I wanted to respond, but instead I just stared at her. I tried thinking back to recount how many drinks I’d had, or who had handled any of them and might have dropped a foreign substance into it. Nope, only one drink, and it was a beer I’d opened myself. Either I was losing my mind, or this was really happening.
“My name is Laila, I’m your fairy godmother.”
Count my drinks again. Definitely just the one. Did I let someone hold it at some point? Might someone have dropped something into it while I was holding it without me seeing?
“Are you stuck?”
“Sorry… I… I’m having trouble believing this is happening.”
“Believe or don’t believe. It is happening either way.”
She was a bit more abrupt than I would have expected from a fairy godmother. I liked it. No chitchat. No wasted words.
“Aren’t I a little old for a fairy godmother?”
“Old? No. Fairy godmothers guide in birth or transition. Never too old for new life or growth.”
“If you see some kind of change for me on the horizon you can see much better than I can.”
“Yes, I can see much better than you can.”
I actually laughed at that. I’m not sure if it is something to do with fairies, but I was acclimating to the situation with uncanny speed.
“So, do you have a message for me or something? How does this work?”
“Yes, a message and three gifts. The message: You have worked, you have failed, you have always gotten back up, albeit often limping. This has been breaking the cocoon. Now you are strong, and the next phase begins. Keep your eyes open, your ears attuned.”
I admit, my eyes teared up a bit. Most of me still didn’t believe any of it, but it was so much what I wanted to hear that it moved me whether it was real or not.
“Now, gifts. I’ll be right back.”
The sound of her leaving was different than the baseball bat sound, it was more like the sound of a breaking glass. Not a shattering glass, like a kicked window or a mug knocked off the counter. Just a breaking glass, the sound a wine glass makes when it hits something at just the right fracture point and cracks with that loud ting that fills the room. Arresting, but not jarring.
The sound of her return was like the sound of an open palm playfully slapping fleshy skin.

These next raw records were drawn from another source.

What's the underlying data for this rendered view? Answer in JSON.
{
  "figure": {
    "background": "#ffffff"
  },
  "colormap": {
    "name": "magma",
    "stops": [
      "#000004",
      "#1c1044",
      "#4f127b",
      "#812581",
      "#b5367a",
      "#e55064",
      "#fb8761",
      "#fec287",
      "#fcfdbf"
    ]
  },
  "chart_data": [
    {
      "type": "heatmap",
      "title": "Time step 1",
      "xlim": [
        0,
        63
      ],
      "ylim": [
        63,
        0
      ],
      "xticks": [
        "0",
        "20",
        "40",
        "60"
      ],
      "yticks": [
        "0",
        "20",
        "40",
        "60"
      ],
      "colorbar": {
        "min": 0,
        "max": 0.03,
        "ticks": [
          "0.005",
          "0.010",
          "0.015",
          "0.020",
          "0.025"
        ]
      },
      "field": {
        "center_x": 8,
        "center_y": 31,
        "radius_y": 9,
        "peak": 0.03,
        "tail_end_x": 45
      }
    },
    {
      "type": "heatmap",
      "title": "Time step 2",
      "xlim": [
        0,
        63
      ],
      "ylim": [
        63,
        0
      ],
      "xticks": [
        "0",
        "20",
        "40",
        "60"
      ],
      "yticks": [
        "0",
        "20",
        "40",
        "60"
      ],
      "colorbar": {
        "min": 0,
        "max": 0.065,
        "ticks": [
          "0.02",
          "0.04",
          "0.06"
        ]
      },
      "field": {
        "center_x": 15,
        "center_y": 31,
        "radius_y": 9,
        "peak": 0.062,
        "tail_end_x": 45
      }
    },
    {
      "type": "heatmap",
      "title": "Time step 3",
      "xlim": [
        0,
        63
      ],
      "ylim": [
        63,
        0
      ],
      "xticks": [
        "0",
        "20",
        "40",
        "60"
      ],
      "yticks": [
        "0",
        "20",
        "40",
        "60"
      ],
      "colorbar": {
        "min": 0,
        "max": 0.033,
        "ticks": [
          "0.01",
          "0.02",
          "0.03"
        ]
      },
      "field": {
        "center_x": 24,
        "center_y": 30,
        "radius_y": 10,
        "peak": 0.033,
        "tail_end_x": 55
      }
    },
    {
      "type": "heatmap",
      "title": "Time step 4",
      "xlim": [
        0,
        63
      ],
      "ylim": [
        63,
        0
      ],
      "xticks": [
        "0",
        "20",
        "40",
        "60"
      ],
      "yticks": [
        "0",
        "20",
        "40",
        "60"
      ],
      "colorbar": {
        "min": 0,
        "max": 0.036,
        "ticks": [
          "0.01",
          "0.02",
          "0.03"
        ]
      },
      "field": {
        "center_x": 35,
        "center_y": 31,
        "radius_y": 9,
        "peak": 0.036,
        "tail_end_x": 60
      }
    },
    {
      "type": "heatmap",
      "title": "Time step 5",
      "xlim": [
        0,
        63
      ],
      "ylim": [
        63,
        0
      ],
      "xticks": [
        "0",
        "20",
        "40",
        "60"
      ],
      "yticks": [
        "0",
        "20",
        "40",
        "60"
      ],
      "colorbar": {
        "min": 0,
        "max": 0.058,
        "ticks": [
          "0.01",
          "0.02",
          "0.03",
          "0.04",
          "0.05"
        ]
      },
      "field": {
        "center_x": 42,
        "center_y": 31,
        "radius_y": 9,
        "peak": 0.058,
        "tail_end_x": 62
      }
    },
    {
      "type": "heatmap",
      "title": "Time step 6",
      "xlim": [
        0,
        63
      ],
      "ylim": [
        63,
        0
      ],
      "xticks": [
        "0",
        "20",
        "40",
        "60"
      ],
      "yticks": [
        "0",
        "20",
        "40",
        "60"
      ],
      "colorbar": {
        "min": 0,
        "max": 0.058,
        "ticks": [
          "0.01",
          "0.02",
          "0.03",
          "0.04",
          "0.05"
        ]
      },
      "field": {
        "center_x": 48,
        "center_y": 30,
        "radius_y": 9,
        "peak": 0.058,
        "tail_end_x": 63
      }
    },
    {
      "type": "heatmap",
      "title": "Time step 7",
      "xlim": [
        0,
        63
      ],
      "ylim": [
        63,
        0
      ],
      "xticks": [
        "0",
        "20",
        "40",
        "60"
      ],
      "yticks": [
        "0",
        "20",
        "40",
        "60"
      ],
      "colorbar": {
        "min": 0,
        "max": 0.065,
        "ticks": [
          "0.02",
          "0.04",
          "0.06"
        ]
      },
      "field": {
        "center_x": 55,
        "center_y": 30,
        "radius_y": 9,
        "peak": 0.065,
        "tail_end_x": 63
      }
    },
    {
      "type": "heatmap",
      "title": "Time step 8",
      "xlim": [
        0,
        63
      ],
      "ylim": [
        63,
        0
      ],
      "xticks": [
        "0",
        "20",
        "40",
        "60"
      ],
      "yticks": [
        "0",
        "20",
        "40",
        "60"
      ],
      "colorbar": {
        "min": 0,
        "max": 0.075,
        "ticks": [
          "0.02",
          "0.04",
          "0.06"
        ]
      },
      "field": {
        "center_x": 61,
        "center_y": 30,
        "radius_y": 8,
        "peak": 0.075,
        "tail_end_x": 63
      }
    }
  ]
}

It was far more erotic than the other two sounds, and I felt my face grow warm in spite of myself. Her smirk seemed to indicate intentionality, along with a few other decidedly ungodmotherly things.
As if reading my mind, her smirk deepened. “Godmother is just a phrase.” She actually winked.
“Here.”
She handed me my three gifts. They were actually wrapped, like it was my birthday and her a close friend. I looked into her face before opening any.
“You are unwrapping. It seemed fitting that the gifts would need unwrapping as well.”
I went from largest to smallest.
First was a remarkably fine grey suit, a purple gingham shirt, and a black skinny tie. I would learn when I got home and tried it on that the suit was bespoke, as if a skilled tailor had carefully fitted it to my measurements in the most flattering cuts. I was about to close the first box when she spoke. “More.” I paused, and then looked beneath the suit. There was also a pair of dinosaur socks, bright orange stegosauruses paraded in front of a green background. Paired with the rest of the outfit, they would offer a tone of playfulness and subversion. After all, she is a fairy and I am a writer.
Second, brown leather shoes the likes of which I couldn’t have afforded if I saved disposable income for a year. Hell, I couldn’t have afforded them if I went without some necessities for a year. Gaziano & Girling, bespoke yet again.
Third, the smallest box. It felt empty. It was empty. I looked at her, confused but certainly not ready to complain. She grinned, and kissed me gently on the lips. It filled me with warmth, but not an erotic warmth like a moment earlier. It was a sweetness that filled me. A confidence. I felt I could do anything, even impossible things. And over the next few days, through both chance and agency, wearing my best suit and with the warmth of a kiss still lingering on my lips, I did do things that I would have thought impossible just days before.